Father of the year, I thought.
“So she got pregnant, and Mikhail was born. He had problems from day one. Birth defects, then a diagnosis of autism, then schizophrenia. All these stupid diagnoses just to say he was mentally not okay.”
“Years of psychologists and medication and my favorite—therapy,” said the old man, disgusted. “Bullshit! All of it!”
“They wanted to institutionalize him,” the son continued. “But I said no. I knew there was somebody in there. Somebody smart who could be funny and who just needed to be watched over. So I took care of him. I raised him by my side; he was with me all the time. He was a big pain in my ass, but he was smart. We would play chess and cards. He was so good at cards. Could add in his head almost as fast as me.”
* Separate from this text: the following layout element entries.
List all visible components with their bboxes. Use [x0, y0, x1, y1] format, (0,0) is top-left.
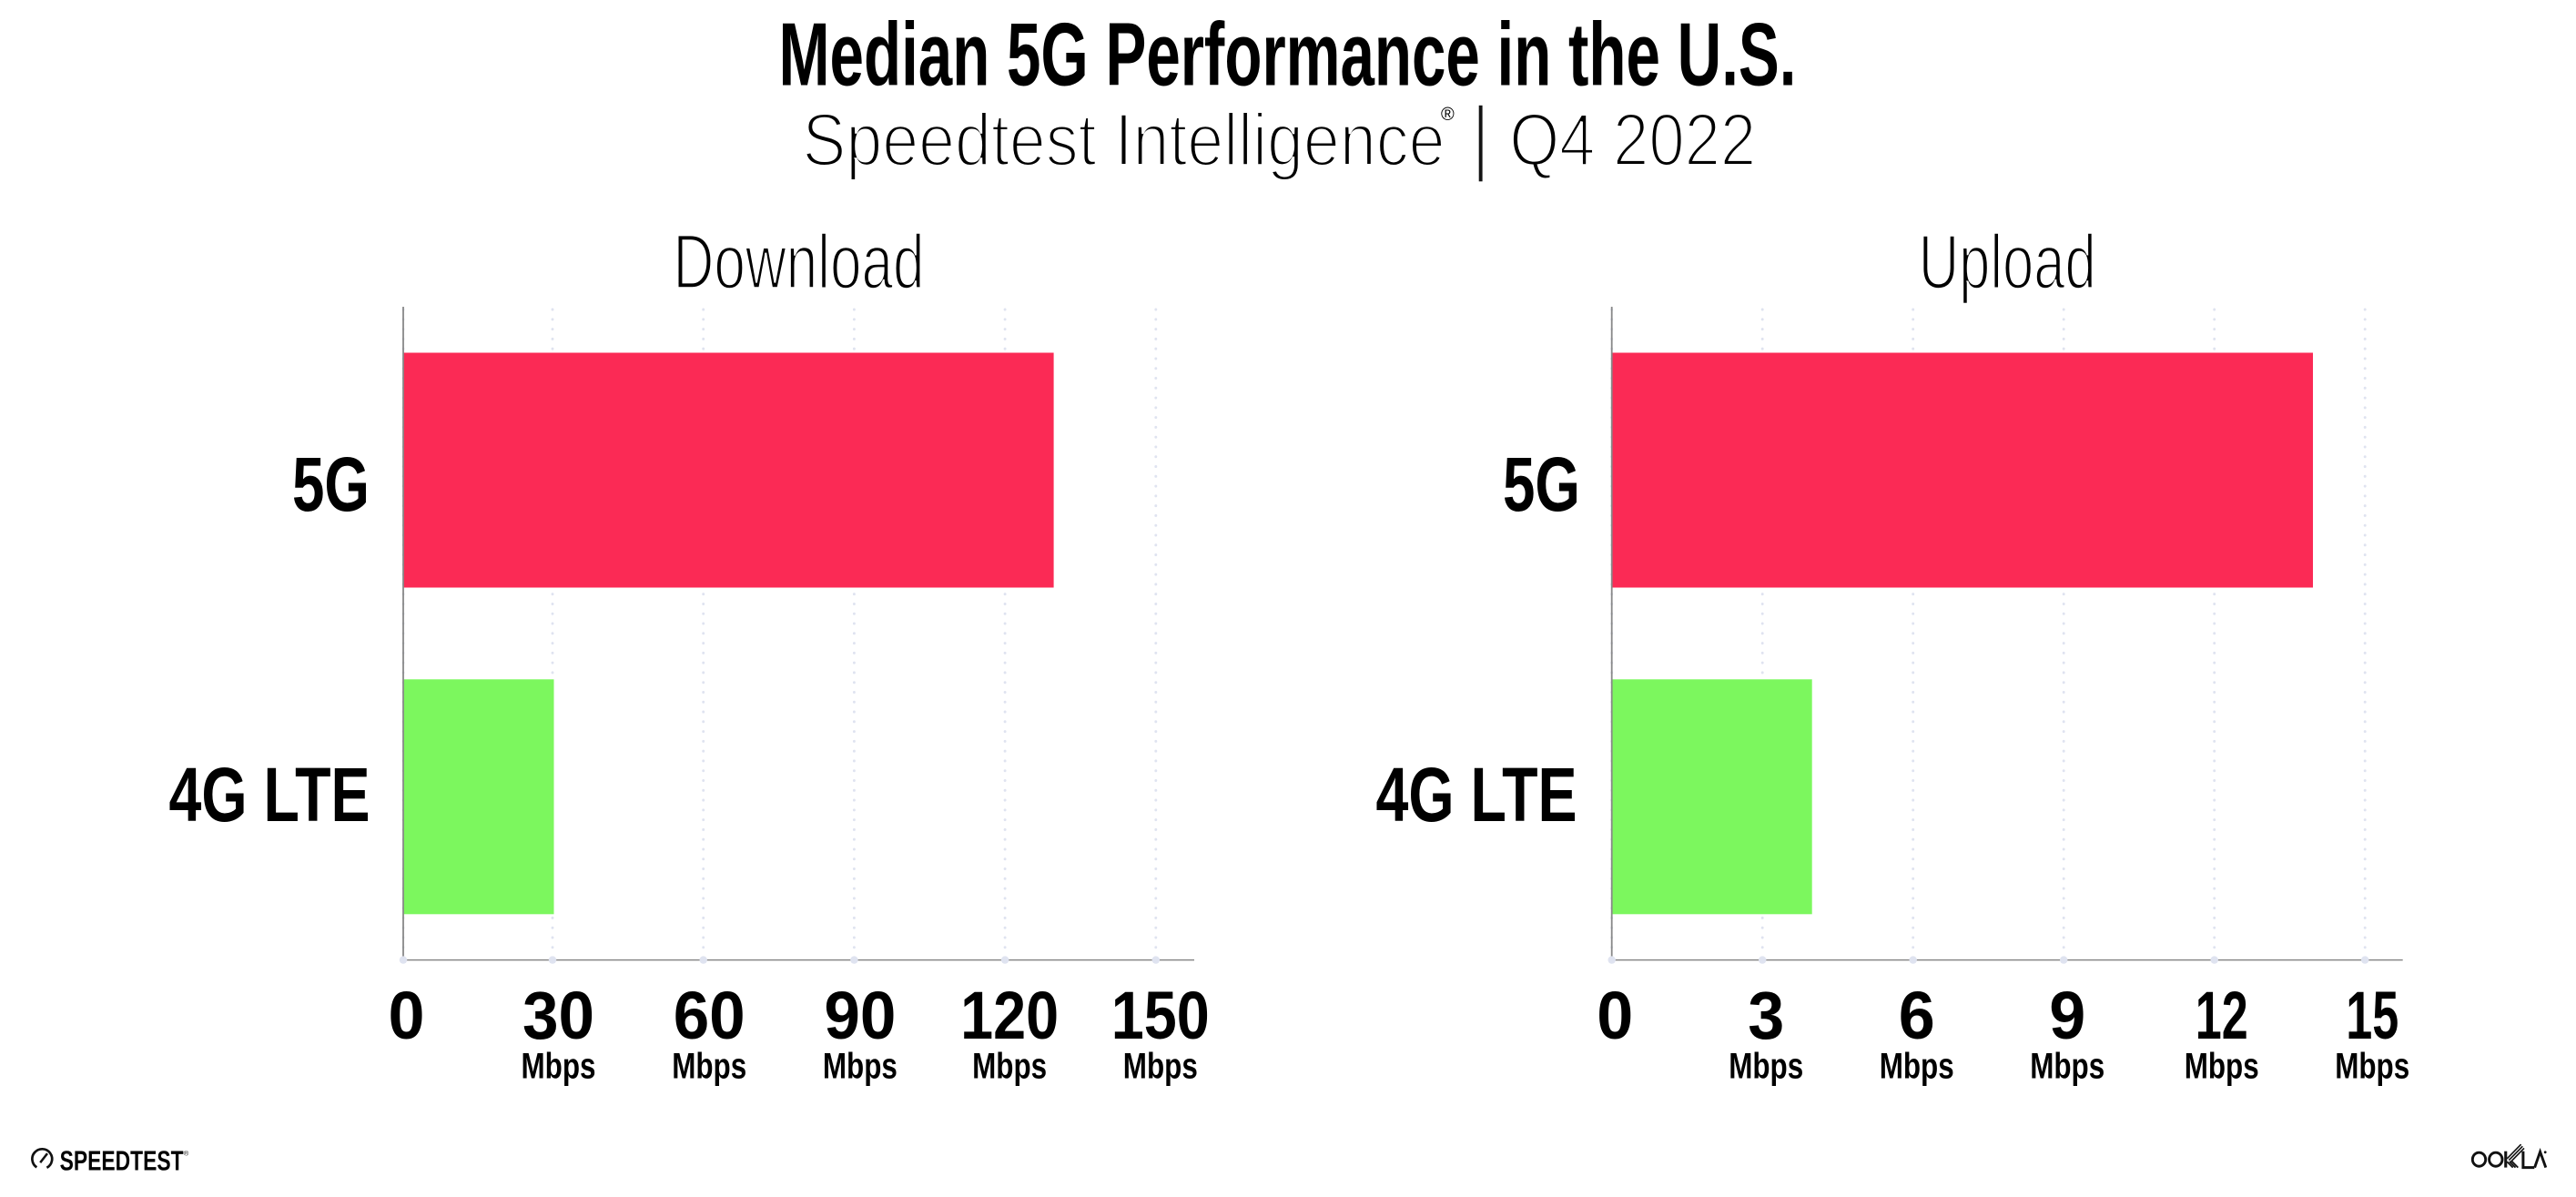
svg-text:Mbps: Mbps	[1880, 1047, 1954, 1087]
svg-text:Q4 2022: Q4 2022	[1509, 98, 1756, 181]
svg-text:Mbps: Mbps	[672, 1047, 746, 1087]
svg-text:6: 6	[1899, 978, 1935, 1053]
svg-text:0: 0	[389, 978, 425, 1053]
svg-text:90: 90	[824, 978, 896, 1053]
svg-text:SPEEDTEST: SPEEDTEST	[60, 1144, 184, 1176]
svg-text:30: 30	[522, 978, 594, 1053]
svg-text:9: 9	[2049, 978, 2085, 1053]
svg-text:5G: 5G	[1503, 441, 1580, 527]
svg-text:Median 5G Performance in the U: Median 5G Performance in the U.S.	[779, 4, 1797, 104]
svg-text:0: 0	[1597, 978, 1633, 1053]
svg-text:60: 60	[674, 978, 745, 1053]
svg-text:Upload: Upload	[1919, 219, 2096, 305]
svg-text:Download: Download	[674, 219, 925, 305]
svg-text:150: 150	[1111, 978, 1210, 1053]
svg-text:Mbps: Mbps	[2030, 1047, 2104, 1087]
svg-text:4G LTE: 4G LTE	[169, 752, 370, 837]
svg-text:Mbps: Mbps	[972, 1047, 1047, 1087]
svg-text:15: 15	[2346, 978, 2399, 1053]
svg-text:®: ®	[184, 1150, 189, 1158]
svg-text:Mbps: Mbps	[522, 1047, 596, 1087]
svg-text:3: 3	[1748, 978, 1784, 1053]
svg-text:®: ®	[1441, 105, 1455, 125]
svg-text:5G: 5G	[292, 441, 370, 527]
svg-text:12: 12	[2196, 978, 2248, 1053]
svg-text:Mbps: Mbps	[1123, 1047, 1198, 1087]
svg-text:120: 120	[960, 978, 1059, 1053]
svg-text:Mbps: Mbps	[1729, 1047, 1803, 1087]
svg-text:4G LTE: 4G LTE	[1376, 752, 1577, 837]
svg-text:Mbps: Mbps	[823, 1047, 898, 1087]
svg-text:Mbps: Mbps	[2185, 1047, 2259, 1087]
svg-text:Mbps: Mbps	[2335, 1047, 2409, 1087]
svg-text:Speedtest Intelligence: Speedtest Intelligence	[803, 98, 1445, 181]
The son looked down at the floor wistfully as he took a breath.
“In 2012, he was doing okay enough that I was able to leave him with an aide every once in a while. The aide, I thought, was a good man, but he turned out to be not so good. Because he smoked dope and fell asleep one morning while I was at an engineering conference in Philly, and Mikhail left the apartment alone.
“He got on the subway, and I don’t know what happened, but that morning in upper Manhattan, he pushed a woman in front of the number one train.”
“At a Hundred and Sixty-Eighth Street,” I said, vaguely remembering the case now. “That’s why you blew it up.”
“Yes,” the son said. “You’re catching on. See, Mikhail was taken into custody. I’m away. Mikhail has no one, no ID. He can’t speak for himself, but he was obviously mentally sick. They should have taken him to a hospital, yes?”